Este é um espaço que se pretende aberto a quem goste de contar histórias e de andar nos turbilhões labirínticos das palavras e das cores como bouquês feitos de lâminas.

domingo, 14 de junho de 2009

" SERÕES DE PROVÍNCIA"


Júlio Dinis tinha razão ao dar este titulo às suas crónicas. Eu, como ele vou tentar retratar, invocando a modéstia concedida aos amadores, os serões da minha província e como apesar de já passado mais de um século, a substância prevalece sobre a forma.

Um serão provincial continua a ser um serão da província.


Os de, os da e os na são importantes nas narrativas. Situam-nos nas ocorrências, determinam intervenientes, estabelecem espaços e dão contornos específicos às histórias. Por esse motivo os utilizamos tanto. Eu gosto sobretudo de pensar na minha província.
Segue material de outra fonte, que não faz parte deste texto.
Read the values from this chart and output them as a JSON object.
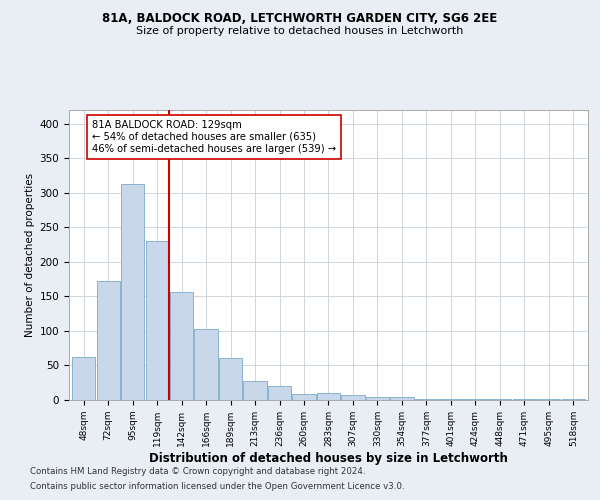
{
  "title1": "81A, BALDOCK ROAD, LETCHWORTH GARDEN CITY, SG6 2EE",
  "title2": "Size of property relative to detached houses in Letchworth",
  "xlabel": "Distribution of detached houses by size in Letchworth",
  "ylabel": "Number of detached properties",
  "categories": [
    "48sqm",
    "72sqm",
    "95sqm",
    "119sqm",
    "142sqm",
    "166sqm",
    "189sqm",
    "213sqm",
    "236sqm",
    "260sqm",
    "283sqm",
    "307sqm",
    "330sqm",
    "354sqm",
    "377sqm",
    "401sqm",
    "424sqm",
    "448sqm",
    "471sqm",
    "495sqm",
    "518sqm"
  ],
  "values": [
    63,
    173,
    313,
    230,
    157,
    103,
    61,
    28,
    21,
    9,
    10,
    7,
    5,
    4,
    2,
    2,
    1,
    1,
    1,
    1,
    1
  ],
  "bar_color": "#c8d8ea",
  "bar_edge_color": "#7aaac8",
  "vline_x": 3.5,
  "vline_color": "#cc0000",
  "annotation_text": "81A BALDOCK ROAD: 129sqm\n← 54% of detached houses are smaller (635)\n46% of semi-detached houses are larger (539) →",
  "annotation_box_color": "white",
  "annotation_box_edge": "#cc0000",
  "ylim": [
    0,
    420
  ],
  "yticks": [
    0,
    50,
    100,
    150,
    200,
    250,
    300,
    350,
    400
  ],
  "footer1": "Contains HM Land Registry data © Crown copyright and database right 2024.",
  "footer2": "Contains public sector information licensed under the Open Government Licence v3.0.",
  "bg_color": "#e8eef4",
  "plot_bg_color": "#ffffff",
  "grid_color": "#c8d0d8"
}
Quando o calor dos dias toma conta da terra, as pessoas agradecem as brisas refrescantes das noites e aí acontecem os serões. O espaço comum propicia e contorna encontros não programados. Ocasioanm-se, encontram-se e reúnem-se, numa comunhão de amigos e conhecidos que em redor de uma ou muitas mesas, depende do numero dos comensais, dividem histórias e partilham formas de estar e ser.


Num destes serões e à moda Balzequina, aconteceu uma sessão de poesia. Tivesse eu a mestria e a genialidade de um Dickens e o retrato seria sem duvida mais perfeito para os ausentes. De todas as formas vou tentar : Num repente, como se por magia mágica, as mesas transformaram-se num ofertório de alma, desviando as atenções das suas uguarias mais terrenas, as cadeiras e bancos corridos pareciam poltronas genovesas, e homens ,mulheres e crianças trocaram as indumentarias leves por fatos veludescos, com brocados, rendas e pérolas de enfeite e todos decidiram declamar poesia.


Andou-se muito e fizeram-se quilómetros na viagem das letras e dos livros. Da comédia, qual Gil Vicente reinventado, passámos a Cesariny e O'Neill aclamados na sua contemporaneidade, e depois dos poemas deixámos que entrassem os pensamentos e as reflexões testemunhadas e sentidas por muitos.


Tudo isto num serão de província. Gostámos tanto que já marcámos, datas, planeámos jantares literários e cada um já pensa nos seus autores predilectos com que vai presentear os amigos. Quem está na província, pelo menos na minha, tem tempo para ter agendas culturais não marcadas e confeccionadas individualmente a rigor, qual alfaiate de luxo da Rua do Carmo no tempo de Pessoa ou do Eça. Não há pressa, tudo acontece quando assim tem que ser.


Que a vontade seja forte e a imaginação fértil.


Pela madrugada, arrumava as cadeiras vazias, já bancos rústicos e toscos de novo, pareceu-me ouvir um sussurro. Voltei-me e vi ou não , eu sei que vi, o meu Mário de Sá Carneiro, fazendo um ultimo brinde da noite ao serão da província.